Epilepsia | Saiba o que é


Feb 13, 2018

O que é?

A epilepsia (do grego ἐπιληψία (epilēpsía): apreensão) é um grupo de perturbações neurológicas crônicas caracterizadas por convulsões, que são o resultado da atividade neuronal anormal (Engel, 2006).

E como se classifica?

As epilepsias podem ser classificadas de acordo com diversos fatores, nomeadamente pela (s):

• Causa

-Idiopática (primária): começa na infância ou adolescência, habitualmente de origem genética. Apresentam boa resposta a tratamento farmacológico, bom prognóstico, e não existe qualquer lesão cerebral.

-Sintomática (secundária): começa em qualquer idade e apresenta múltiplas causas.
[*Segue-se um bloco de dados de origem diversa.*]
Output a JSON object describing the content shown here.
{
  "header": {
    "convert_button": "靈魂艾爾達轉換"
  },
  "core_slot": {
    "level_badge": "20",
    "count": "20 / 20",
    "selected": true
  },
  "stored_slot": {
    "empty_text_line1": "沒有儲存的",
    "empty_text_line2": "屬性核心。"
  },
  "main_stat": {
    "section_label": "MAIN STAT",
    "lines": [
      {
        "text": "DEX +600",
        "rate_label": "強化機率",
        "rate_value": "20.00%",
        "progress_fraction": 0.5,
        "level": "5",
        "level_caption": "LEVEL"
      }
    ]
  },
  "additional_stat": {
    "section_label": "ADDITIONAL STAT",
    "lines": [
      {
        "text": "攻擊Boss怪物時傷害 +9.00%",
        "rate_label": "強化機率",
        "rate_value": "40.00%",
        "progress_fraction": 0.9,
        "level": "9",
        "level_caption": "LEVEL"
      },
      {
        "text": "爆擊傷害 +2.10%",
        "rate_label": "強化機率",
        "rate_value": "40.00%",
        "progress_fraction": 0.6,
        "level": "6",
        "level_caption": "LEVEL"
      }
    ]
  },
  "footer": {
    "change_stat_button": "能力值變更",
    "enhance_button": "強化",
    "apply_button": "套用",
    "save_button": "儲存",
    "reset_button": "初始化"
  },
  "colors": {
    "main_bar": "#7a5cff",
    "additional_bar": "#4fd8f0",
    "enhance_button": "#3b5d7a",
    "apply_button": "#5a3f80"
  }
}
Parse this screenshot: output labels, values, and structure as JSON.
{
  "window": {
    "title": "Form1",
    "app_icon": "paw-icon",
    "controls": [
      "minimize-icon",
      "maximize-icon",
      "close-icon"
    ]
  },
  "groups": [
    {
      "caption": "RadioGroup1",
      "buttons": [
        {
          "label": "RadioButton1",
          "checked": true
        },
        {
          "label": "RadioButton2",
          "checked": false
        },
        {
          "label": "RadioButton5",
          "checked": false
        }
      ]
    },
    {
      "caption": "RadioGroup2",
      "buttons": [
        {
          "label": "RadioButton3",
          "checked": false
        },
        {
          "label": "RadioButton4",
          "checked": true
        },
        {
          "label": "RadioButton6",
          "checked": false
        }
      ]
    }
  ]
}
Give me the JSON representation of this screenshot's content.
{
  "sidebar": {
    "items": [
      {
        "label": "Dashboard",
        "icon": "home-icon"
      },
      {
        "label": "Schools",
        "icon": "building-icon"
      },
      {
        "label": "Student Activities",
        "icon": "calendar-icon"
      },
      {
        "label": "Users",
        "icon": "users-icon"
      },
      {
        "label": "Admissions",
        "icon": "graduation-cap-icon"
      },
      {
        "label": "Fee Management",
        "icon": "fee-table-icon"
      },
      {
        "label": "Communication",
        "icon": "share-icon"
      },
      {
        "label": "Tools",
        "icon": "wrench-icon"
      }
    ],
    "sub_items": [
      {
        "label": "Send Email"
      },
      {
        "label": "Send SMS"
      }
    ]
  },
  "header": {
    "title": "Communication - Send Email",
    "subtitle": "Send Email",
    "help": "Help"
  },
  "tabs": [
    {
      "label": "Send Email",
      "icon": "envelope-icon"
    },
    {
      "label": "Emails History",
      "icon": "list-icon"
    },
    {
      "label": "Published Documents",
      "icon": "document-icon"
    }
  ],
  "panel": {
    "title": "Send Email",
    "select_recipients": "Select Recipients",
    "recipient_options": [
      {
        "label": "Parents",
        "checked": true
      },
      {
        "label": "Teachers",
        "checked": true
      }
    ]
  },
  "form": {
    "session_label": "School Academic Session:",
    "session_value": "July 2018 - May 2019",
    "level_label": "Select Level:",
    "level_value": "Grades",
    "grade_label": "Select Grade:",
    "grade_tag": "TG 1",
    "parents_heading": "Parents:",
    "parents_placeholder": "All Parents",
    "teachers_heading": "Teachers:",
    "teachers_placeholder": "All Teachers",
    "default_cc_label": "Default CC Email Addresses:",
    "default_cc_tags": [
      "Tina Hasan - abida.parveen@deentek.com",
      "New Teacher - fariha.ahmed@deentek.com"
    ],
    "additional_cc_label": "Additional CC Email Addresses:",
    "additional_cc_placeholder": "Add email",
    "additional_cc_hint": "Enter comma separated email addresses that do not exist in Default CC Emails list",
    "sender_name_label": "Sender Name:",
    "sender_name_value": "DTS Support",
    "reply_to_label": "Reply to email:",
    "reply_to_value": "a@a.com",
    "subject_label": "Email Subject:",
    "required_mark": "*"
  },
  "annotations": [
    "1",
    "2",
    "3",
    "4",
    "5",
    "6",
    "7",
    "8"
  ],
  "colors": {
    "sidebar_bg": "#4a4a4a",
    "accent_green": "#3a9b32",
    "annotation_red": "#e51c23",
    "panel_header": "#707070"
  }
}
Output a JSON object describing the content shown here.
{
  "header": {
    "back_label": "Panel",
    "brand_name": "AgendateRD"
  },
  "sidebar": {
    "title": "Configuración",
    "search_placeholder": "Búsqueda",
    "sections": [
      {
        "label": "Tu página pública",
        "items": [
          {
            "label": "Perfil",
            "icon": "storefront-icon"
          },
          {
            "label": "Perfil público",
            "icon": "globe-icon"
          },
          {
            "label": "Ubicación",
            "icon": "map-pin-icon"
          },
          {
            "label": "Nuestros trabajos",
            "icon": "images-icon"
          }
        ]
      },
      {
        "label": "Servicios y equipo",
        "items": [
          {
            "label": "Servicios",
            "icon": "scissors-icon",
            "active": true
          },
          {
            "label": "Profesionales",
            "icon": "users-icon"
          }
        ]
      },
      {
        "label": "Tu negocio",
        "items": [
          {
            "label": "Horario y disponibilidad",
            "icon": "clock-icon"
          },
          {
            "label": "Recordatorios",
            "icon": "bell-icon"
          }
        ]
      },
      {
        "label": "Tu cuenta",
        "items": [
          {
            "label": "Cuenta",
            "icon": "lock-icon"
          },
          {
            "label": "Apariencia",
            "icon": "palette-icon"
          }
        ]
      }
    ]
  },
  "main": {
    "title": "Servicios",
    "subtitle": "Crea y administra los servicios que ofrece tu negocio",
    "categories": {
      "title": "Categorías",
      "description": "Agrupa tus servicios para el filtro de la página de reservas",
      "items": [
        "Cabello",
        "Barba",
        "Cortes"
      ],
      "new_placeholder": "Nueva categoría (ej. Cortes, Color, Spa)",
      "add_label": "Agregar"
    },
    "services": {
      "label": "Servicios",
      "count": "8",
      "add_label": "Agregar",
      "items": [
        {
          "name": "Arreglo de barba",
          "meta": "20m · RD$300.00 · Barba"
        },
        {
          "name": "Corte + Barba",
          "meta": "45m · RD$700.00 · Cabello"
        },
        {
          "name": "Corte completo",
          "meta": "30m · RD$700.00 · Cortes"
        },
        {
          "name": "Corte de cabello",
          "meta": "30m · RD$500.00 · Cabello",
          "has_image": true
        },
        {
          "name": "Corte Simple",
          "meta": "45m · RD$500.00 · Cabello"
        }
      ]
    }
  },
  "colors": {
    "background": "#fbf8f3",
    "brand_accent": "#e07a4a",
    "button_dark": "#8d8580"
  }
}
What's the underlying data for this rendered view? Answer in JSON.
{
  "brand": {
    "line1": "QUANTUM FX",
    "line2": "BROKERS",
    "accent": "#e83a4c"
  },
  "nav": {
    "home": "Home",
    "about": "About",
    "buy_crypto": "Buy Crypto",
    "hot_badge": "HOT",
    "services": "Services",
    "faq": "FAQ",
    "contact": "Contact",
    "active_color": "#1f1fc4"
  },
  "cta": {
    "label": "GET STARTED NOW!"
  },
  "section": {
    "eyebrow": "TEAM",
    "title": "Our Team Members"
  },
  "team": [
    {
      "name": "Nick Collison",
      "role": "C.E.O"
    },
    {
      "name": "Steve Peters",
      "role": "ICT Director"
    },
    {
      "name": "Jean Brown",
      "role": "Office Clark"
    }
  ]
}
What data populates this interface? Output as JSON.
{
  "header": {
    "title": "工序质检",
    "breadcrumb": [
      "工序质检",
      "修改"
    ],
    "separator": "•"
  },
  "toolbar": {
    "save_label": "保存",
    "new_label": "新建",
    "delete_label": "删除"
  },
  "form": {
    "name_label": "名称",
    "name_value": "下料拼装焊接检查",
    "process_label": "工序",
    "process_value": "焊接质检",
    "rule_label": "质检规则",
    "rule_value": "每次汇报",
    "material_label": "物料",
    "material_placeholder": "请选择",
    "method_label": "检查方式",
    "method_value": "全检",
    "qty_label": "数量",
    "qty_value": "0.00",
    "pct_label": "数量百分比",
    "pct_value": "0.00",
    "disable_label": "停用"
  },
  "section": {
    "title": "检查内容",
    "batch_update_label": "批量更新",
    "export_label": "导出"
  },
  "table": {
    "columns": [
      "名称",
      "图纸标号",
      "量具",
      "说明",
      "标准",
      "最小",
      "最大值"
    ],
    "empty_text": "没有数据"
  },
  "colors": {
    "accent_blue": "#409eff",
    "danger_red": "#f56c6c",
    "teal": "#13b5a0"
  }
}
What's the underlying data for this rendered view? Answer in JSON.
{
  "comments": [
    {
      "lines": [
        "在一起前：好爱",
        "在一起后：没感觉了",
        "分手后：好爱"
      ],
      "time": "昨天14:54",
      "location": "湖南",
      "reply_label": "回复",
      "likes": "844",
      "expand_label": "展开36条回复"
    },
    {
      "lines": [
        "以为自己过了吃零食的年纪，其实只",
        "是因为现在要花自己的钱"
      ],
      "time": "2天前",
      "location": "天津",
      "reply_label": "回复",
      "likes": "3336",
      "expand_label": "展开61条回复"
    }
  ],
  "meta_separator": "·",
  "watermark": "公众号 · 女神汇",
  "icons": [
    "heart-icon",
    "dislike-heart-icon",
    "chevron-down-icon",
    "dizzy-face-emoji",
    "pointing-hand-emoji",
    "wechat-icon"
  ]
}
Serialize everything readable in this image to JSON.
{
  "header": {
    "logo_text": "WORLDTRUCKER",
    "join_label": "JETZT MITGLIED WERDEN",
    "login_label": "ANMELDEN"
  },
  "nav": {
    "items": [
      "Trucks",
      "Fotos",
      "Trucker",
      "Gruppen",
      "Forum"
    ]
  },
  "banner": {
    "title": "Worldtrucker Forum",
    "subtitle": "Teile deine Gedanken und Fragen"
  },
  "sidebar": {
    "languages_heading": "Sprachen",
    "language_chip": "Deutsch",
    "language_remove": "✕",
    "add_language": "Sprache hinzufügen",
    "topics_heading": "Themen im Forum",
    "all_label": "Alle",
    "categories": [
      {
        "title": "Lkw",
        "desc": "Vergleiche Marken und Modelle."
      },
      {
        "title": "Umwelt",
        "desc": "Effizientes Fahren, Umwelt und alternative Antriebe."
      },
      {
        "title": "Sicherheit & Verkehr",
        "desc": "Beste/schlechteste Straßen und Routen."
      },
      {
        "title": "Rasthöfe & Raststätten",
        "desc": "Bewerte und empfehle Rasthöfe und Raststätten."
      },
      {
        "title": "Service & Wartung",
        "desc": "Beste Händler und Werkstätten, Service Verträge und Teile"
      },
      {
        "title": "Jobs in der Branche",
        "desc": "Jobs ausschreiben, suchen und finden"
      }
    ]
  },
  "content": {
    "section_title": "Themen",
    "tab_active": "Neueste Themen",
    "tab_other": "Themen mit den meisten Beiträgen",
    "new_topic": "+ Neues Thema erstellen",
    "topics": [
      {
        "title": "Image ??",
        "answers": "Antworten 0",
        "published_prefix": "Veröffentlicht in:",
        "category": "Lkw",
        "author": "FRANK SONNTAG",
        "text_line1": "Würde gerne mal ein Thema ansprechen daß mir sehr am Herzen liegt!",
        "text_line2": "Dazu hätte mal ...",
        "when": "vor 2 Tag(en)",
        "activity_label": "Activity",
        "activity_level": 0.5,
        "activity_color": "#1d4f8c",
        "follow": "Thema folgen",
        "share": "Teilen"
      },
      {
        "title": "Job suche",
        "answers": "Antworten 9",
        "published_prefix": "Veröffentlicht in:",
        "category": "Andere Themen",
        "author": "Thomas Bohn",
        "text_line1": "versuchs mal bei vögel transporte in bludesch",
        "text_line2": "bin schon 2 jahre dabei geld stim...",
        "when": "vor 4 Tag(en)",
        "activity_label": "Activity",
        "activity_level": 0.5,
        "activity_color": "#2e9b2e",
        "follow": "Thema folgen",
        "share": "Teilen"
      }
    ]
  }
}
A resposta farmacológica é incerta, o prognóstico variável e usualmente apresenta-se com lesão cerebral.

 

• Características das convulsões

-Ausência (quando a pessoa parece desligar de repente, ficando completamente alheada).

 -Mioclónicas, clónicas, tónicas, tónico-clónicas (que se manifestam através de movimentos involuntários de uma parte do corpo ou de todo o corpo).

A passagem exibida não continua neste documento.